Does the mass of a star change as it collapses into a black hole?

During a supernova, a star blasts away its outer layers; this actually reduces the mass of the star significantly.

Any star or planet has an escape velocity - the slowest an object must be traveling for it to escape the gravitational field of the star/planet. For Earth, this is 11.2 km/s. (Note that this value doesn't account for any atmospheric effects.) For a black hole, however, the escape velocity at the event horizon (the "edge," in some sense) of the black hole is the speed of light, $c = 300,000 \text{ km/s}$. For anything within the event horizon to escape the pull of a black hole, it must exceed the speed of light, a physical impossibility. There's a certain mass-dependent radius - the Schwarzschild radius - to which an object must shrink in order to become a black hole.

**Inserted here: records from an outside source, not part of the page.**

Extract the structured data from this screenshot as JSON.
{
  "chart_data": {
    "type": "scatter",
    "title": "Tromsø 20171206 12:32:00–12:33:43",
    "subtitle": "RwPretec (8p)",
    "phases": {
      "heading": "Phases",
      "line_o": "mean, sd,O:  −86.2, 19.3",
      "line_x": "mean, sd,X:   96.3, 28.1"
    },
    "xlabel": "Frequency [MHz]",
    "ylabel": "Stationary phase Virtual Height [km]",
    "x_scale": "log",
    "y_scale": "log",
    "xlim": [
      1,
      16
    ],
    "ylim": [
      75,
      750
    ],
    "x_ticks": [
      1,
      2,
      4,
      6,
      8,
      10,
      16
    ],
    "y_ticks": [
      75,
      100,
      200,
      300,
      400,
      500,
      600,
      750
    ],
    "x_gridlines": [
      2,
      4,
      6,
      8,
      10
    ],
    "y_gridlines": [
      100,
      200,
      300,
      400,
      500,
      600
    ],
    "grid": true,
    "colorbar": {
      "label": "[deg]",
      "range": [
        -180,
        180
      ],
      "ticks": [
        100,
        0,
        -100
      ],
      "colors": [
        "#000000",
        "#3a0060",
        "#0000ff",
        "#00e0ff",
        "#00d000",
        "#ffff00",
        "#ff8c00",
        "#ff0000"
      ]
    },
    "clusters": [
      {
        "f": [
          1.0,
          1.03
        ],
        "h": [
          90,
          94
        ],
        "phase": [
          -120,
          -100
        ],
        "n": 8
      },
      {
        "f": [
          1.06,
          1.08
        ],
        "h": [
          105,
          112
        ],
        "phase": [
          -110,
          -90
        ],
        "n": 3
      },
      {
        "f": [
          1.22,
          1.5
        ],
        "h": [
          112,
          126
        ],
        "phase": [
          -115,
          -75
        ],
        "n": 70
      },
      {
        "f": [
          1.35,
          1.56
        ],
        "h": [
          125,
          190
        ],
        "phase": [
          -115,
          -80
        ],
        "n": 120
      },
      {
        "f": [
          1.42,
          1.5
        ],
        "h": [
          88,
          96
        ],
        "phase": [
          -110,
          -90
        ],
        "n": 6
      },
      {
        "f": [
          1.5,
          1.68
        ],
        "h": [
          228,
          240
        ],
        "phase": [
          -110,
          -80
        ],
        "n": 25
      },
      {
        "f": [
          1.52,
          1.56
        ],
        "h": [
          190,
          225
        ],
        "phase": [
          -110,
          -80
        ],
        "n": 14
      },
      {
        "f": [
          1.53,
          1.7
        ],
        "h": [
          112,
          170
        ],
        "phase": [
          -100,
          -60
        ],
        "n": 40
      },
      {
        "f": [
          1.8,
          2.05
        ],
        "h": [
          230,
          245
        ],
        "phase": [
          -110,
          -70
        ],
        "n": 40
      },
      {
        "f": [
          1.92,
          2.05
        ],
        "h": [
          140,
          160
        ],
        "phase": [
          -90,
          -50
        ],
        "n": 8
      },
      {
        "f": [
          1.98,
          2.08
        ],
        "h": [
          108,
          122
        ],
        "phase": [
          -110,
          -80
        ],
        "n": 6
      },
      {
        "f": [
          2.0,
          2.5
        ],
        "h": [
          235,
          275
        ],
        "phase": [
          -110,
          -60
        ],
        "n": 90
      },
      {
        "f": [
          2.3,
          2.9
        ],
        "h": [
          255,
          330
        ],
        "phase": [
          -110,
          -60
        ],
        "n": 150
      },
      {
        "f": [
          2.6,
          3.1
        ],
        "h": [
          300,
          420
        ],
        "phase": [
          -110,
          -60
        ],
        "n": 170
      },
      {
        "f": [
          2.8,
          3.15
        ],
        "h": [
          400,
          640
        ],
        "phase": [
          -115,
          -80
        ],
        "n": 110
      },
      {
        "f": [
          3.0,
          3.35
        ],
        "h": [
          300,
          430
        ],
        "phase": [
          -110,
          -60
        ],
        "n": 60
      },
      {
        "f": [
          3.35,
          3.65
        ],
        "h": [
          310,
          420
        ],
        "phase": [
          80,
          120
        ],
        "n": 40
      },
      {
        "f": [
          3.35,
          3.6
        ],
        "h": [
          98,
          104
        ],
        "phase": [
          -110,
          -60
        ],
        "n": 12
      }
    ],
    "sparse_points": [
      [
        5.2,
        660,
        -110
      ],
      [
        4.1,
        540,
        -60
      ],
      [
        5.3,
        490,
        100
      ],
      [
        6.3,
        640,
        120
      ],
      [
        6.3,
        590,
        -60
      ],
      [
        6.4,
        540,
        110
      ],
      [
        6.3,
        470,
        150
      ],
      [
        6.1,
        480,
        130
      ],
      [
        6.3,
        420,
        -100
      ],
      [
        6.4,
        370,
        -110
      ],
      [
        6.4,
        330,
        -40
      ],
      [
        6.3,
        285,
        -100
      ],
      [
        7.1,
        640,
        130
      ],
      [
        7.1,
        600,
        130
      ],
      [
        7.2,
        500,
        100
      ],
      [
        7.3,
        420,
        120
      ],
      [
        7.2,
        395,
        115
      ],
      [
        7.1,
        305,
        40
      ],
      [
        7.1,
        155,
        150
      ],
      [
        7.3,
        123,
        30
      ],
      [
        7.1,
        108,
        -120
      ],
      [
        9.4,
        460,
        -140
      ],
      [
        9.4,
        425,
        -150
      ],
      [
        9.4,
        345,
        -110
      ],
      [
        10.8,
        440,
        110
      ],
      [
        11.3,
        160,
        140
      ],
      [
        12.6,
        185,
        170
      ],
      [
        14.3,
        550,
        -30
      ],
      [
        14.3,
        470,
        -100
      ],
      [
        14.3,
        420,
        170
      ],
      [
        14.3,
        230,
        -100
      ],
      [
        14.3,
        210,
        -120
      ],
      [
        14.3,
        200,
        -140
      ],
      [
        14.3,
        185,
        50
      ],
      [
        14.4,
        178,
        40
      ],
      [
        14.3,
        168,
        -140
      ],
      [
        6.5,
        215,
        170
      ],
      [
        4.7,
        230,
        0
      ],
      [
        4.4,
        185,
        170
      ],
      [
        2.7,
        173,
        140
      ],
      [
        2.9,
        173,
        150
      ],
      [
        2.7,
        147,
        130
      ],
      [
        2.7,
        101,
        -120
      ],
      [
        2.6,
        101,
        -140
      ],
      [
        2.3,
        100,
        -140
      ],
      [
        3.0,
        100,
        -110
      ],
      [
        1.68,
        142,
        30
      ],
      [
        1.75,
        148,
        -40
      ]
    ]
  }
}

Newton's Law of Universal Gravitation, which you stated, doesn't apply in its standard form to light. Rather, you need to use Einstein's general relativity, which considers gravitational forces in a much different light than Newton did. However, Newton's Law of Gravitation can intuitively apply here: when a star collapses, $m$ does decreases. However, $r$ becomes much smaller, so the net effect of these changes is the creating of a stronger gravitational force on the surface of the remaining object.


The formula $F=G \frac{m_1 \cdot m_2}{r^2}$ is valid only for point masses. However, it can be applied to non-point masses if its spherically symmetric. Enter Shell Theorem:

1.A spherically symmetric body affects external objects gravitationally as though all of its mass were concentrated at a point at its centre.

So, when a spherically symmetric massive star attracts an object at its surface, its like its actually attracting that object from a distance equal to its radius.

2.If the body is a spherically symmetric shell (i.e., a hollow ball), no net gravitational force is exerted by the shell on any object inside, regardless of the object's location within the shell.

So, if you put something near center of that star, it can still escape because it is experiencing force due to only mass below it.

But, when that star collapses to a smaller volume, force due to whole mass on surface increases (because its inversely proportional to $r$) which makes escaping tougher (required escape velocity increases). When this radius is decreased to Schwarzschild radius, the escape velocity exceeeds $c$.